Find the modulus and argument of the complex number $-\sqrt{3}+i$. $$$$

Answer 1

We recall the general form of a complex number $z=a+ib$, the modulus of the complex number $\left| z \right|=\sqrt{{{a}^{2}}+{{b}^{2}}}$ and the argument of the complex number $\theta ={{\tan }^{-1}}\left( \dfrac{b}{a} \right)$. We compare the given complex number with the general form and find $a,b$ to find the modulus and argument. $$$$

Complete step by step answer:
We know that the general form of a complex number is $z=a+ib$ where $a$ is a real number and is called the real part of $z$ and $b$is a real number and is called the imaginary part of the complex number. The symbol $i$ represents the square root of negative unity that is $i=\sqrt{-1}$. In the Argand’ plane or complex plane the $x-$axis is represented as real axis and $y-$axis is represented as imaginary axis. Then the coordinate $Z\left( a,b \right)$ is represented as the position of complex number $z=a+ib$.

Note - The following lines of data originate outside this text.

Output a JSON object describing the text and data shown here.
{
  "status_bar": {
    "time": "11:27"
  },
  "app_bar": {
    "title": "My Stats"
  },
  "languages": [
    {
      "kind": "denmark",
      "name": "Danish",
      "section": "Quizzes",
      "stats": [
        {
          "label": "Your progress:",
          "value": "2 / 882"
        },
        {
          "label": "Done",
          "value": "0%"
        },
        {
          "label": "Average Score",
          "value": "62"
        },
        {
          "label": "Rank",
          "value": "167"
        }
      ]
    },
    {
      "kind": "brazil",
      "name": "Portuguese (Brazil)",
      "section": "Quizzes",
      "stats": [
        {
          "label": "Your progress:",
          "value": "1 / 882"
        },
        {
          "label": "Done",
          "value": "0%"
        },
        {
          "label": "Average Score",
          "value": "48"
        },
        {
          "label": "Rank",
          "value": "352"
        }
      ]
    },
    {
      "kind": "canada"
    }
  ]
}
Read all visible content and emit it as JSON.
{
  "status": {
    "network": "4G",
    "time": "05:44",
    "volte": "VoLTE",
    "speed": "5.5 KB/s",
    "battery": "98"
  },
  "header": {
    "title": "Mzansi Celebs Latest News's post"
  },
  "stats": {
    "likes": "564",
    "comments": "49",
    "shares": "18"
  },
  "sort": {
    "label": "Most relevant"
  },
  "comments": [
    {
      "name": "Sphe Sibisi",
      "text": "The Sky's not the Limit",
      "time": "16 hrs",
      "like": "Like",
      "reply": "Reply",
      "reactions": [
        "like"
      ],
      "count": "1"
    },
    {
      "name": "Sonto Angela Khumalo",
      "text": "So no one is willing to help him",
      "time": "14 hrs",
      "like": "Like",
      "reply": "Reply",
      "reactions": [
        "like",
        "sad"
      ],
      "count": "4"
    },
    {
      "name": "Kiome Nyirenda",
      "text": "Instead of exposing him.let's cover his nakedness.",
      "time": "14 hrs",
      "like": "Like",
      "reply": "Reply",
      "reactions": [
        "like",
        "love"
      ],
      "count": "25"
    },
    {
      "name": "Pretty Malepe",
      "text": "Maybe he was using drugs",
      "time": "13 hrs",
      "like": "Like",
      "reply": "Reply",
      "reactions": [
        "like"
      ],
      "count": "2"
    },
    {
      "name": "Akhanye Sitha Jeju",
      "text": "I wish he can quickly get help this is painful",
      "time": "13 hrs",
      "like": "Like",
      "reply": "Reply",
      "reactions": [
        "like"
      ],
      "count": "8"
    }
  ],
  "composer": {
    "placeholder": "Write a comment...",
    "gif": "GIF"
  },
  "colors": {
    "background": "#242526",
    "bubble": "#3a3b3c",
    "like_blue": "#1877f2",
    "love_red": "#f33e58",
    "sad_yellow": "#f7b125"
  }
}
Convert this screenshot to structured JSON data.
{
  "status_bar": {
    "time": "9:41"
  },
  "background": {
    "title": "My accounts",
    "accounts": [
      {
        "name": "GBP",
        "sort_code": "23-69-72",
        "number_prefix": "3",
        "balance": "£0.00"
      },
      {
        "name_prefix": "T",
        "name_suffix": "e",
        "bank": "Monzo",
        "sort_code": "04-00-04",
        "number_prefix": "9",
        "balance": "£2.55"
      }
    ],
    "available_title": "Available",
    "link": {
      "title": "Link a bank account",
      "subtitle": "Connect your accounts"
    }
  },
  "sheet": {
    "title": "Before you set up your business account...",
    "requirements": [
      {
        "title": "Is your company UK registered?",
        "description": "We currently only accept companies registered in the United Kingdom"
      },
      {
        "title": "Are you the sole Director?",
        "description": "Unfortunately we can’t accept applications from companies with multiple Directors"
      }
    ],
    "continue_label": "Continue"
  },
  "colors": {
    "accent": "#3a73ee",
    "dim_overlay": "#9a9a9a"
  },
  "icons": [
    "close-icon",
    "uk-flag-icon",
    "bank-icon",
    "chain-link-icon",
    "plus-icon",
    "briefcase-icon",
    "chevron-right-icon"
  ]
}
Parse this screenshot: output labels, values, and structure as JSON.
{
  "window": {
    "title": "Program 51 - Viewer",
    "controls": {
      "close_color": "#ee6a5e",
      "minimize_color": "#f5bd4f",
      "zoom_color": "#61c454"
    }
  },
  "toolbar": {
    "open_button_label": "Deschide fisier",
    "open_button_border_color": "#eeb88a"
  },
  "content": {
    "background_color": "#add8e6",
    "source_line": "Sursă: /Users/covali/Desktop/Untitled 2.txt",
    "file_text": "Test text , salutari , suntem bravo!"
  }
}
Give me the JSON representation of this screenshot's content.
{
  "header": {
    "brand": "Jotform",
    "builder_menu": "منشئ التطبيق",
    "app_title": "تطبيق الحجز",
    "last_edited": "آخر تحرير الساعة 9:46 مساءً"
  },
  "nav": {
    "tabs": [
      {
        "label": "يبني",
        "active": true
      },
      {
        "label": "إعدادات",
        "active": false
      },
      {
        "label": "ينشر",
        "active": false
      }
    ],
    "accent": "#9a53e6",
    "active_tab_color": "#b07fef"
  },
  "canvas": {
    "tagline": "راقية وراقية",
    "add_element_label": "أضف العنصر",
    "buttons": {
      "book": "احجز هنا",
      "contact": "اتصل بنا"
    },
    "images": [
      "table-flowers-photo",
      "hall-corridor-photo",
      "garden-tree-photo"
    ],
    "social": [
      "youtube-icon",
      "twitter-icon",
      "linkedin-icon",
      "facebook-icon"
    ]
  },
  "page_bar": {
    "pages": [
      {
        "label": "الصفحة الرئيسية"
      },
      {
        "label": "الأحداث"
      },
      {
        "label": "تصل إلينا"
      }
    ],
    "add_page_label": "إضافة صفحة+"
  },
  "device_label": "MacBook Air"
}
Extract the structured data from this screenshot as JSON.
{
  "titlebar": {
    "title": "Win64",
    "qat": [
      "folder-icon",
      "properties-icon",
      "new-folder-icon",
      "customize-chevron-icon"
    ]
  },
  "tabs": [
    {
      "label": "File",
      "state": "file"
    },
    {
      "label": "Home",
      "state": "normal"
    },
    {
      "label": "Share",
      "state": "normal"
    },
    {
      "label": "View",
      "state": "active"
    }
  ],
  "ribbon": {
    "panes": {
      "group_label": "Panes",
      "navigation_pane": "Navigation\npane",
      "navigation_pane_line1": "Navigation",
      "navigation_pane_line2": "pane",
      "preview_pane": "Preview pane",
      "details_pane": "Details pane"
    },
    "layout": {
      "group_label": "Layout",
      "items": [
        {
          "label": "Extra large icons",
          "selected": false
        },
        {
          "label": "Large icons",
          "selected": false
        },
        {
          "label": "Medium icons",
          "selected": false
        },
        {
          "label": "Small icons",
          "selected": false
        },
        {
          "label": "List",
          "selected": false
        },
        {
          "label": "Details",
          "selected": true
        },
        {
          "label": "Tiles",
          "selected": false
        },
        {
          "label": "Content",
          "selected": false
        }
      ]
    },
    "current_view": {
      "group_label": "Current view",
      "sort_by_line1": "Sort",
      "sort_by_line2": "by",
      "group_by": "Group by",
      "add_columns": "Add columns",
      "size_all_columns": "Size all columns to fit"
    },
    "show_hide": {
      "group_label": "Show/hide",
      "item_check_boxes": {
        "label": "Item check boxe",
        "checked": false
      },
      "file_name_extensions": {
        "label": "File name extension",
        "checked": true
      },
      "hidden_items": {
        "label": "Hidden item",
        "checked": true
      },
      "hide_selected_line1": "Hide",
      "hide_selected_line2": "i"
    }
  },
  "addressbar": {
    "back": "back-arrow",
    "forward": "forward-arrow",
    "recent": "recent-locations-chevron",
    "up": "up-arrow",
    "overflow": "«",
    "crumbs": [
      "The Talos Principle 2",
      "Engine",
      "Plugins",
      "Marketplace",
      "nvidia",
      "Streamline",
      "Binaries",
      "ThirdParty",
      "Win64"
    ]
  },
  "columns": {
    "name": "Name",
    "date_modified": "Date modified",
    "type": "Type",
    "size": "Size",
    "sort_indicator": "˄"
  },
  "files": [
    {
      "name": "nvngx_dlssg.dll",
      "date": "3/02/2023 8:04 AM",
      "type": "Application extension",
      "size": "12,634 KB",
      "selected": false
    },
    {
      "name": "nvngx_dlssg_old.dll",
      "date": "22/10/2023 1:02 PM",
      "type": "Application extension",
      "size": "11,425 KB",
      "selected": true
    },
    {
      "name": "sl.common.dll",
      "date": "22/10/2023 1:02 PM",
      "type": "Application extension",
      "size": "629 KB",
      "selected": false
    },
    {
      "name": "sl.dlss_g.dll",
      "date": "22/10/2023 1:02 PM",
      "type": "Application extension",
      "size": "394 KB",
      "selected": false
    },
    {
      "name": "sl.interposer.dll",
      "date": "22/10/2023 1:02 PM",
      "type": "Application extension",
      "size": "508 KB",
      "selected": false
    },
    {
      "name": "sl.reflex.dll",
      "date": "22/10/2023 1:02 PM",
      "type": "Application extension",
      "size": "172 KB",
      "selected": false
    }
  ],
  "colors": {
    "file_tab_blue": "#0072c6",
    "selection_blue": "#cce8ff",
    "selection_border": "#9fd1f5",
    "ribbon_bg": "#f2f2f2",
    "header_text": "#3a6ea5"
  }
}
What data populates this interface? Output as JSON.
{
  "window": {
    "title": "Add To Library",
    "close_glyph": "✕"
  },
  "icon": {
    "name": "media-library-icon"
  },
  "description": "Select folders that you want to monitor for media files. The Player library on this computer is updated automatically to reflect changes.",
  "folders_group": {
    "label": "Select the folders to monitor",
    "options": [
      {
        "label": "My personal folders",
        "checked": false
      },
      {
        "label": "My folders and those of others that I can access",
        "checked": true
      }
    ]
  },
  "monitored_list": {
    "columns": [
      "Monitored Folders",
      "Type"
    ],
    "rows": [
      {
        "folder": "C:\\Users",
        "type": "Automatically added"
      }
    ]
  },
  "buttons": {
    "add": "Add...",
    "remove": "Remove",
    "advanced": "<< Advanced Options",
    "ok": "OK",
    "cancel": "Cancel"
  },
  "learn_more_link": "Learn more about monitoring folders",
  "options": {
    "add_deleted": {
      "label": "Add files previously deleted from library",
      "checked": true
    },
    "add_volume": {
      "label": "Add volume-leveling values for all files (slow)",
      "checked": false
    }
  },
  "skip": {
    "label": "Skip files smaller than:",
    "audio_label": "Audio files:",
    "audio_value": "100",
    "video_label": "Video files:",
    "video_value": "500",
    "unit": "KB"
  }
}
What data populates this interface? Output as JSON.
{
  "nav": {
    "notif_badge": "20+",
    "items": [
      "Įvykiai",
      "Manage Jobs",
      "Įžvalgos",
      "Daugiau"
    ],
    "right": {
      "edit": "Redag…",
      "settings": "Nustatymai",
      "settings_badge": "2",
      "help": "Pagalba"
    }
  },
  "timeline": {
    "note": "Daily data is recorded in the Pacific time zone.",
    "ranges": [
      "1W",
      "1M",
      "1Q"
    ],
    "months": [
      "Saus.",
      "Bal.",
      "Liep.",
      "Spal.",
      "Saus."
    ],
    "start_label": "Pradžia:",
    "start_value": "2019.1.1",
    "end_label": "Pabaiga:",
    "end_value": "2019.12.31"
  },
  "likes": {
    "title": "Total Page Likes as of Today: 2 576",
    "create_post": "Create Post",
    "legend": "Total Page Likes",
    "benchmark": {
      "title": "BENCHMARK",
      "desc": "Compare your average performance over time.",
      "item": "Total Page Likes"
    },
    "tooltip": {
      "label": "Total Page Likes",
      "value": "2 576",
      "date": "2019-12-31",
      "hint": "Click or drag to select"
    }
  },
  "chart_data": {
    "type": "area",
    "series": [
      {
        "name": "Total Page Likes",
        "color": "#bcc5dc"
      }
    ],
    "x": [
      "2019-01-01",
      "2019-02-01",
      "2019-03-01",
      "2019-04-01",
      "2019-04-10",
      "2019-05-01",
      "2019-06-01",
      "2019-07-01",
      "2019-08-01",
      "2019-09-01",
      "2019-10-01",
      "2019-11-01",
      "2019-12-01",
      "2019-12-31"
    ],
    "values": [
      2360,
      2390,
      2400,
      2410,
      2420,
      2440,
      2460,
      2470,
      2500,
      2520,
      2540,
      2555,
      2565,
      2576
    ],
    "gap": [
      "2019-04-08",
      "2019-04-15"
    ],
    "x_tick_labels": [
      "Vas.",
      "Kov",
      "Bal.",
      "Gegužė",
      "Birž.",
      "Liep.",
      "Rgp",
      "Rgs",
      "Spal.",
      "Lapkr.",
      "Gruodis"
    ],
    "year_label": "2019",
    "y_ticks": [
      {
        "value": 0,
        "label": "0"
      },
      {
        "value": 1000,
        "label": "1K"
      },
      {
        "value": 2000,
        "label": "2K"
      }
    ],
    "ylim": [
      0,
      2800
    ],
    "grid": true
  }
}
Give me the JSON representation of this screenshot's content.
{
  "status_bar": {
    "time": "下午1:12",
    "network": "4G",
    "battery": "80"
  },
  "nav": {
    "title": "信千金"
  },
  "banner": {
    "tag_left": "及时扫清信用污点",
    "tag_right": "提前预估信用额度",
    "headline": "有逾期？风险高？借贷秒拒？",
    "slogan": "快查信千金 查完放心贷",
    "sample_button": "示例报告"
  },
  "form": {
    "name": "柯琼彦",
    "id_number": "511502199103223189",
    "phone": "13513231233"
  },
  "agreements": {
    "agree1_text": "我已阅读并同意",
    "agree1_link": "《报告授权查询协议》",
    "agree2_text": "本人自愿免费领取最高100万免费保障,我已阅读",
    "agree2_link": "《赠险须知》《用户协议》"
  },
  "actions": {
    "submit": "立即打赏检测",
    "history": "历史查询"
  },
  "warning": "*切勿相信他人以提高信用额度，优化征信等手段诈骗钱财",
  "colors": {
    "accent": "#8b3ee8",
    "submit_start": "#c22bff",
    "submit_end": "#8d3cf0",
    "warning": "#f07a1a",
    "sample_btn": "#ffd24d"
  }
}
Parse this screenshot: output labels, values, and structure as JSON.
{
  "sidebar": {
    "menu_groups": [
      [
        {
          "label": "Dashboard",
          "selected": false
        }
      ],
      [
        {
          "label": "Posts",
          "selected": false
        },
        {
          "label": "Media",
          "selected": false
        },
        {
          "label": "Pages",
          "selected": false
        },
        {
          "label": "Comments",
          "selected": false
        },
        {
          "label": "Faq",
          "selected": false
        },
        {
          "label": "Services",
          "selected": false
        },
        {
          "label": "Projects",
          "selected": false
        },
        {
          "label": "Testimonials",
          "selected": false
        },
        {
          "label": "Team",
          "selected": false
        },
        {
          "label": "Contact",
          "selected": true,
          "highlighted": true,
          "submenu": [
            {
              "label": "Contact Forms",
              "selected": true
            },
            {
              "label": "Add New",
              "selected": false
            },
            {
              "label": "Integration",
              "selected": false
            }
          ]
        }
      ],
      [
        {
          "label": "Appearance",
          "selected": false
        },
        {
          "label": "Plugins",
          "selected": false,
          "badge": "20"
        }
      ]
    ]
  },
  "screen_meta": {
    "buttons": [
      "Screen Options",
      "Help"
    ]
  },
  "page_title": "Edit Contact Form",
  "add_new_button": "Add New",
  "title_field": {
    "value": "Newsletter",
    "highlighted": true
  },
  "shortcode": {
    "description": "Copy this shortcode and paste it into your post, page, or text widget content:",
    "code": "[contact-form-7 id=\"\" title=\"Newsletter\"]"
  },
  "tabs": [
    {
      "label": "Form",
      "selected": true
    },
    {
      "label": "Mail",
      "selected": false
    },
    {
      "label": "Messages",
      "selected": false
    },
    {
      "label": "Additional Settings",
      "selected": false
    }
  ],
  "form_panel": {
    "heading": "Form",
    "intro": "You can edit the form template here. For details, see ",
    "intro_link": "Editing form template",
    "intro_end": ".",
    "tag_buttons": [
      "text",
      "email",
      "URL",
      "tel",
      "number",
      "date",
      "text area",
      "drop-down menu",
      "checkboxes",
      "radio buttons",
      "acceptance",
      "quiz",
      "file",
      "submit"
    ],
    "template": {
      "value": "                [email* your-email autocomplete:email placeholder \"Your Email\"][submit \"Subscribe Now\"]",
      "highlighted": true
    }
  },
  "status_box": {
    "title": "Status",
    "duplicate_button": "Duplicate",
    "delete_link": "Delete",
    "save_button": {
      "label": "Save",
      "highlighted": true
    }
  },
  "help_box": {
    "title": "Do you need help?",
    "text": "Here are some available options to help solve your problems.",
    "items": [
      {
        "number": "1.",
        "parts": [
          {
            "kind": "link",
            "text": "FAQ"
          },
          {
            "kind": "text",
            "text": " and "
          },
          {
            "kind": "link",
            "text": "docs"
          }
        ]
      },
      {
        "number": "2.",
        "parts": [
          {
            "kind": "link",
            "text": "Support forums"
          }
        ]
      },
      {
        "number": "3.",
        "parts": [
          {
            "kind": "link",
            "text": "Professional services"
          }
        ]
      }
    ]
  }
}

The modulus of a complex number is the distance between the complex number $Z\left( a,b \right)$ from the origin $O\left( 0,0 \right)$ and it is given by
$\left| z \right|=\sqrt{{{a}^{2}}+{{b}^{2}}}$
The argument of the complex number is the measure of angle $OZ$ makes with the positive real axis and it is given by;
$\theta ={{\tan }^{-1}}\left( \dfrac{b}{a} \right)$
We are asked in the question to find the modulus and argument of the complex number$-\sqrt{3}+i$. We express it in the form of $z=a+ib=-\sqrt{3}+i=-\sqrt{3}+i\cdot 1$ and find that $a=-\sqrt{3},b=1$. So the modulus of complex number $-\sqrt{3}+i$ is
$z=\sqrt{{{a}^{2}}+{{b}^{2}}}=\sqrt{{{\left( -\sqrt{3} \right)}^{2}}+{{1}^{2}}}=\sqrt{3+1}=\sqrt{4}=2$
The argument of the complex number $-\sqrt{3}+i$ is,
$\theta ={{\tan }^{-1}}\left( \dfrac{b}{a} \right)={{\tan }^{-1}}\left( \dfrac{1}{-\sqrt{3}} \right)=\pi -{{\tan }^{-1}}\left( \dfrac{1}{\sqrt{3}} \right)=\pi -\dfrac{\pi }{6}=\dfrac{5\pi }{6}$

Note: We note that modulus is always a positive quantity since distance is always positive quantity and that is why we have rejected the negative square root. The argument $\theta ={{\tan }^{-1}}\left( \dfrac{b}{a} \right)$ is also called principal argument since tangent function is periodic and all other arguments are given by $n\pi +\theta$ where $n$ is any integer. The modulus is also denoted as $\bmod \left( z \right)$ and argument is also denoted as $\arg \left( z \right)$. If $\bmod \left( z \right)=r,\arg \left( z \right)=\theta$ then we can represent complex numbers $z=r{{e}^{i\theta }}$.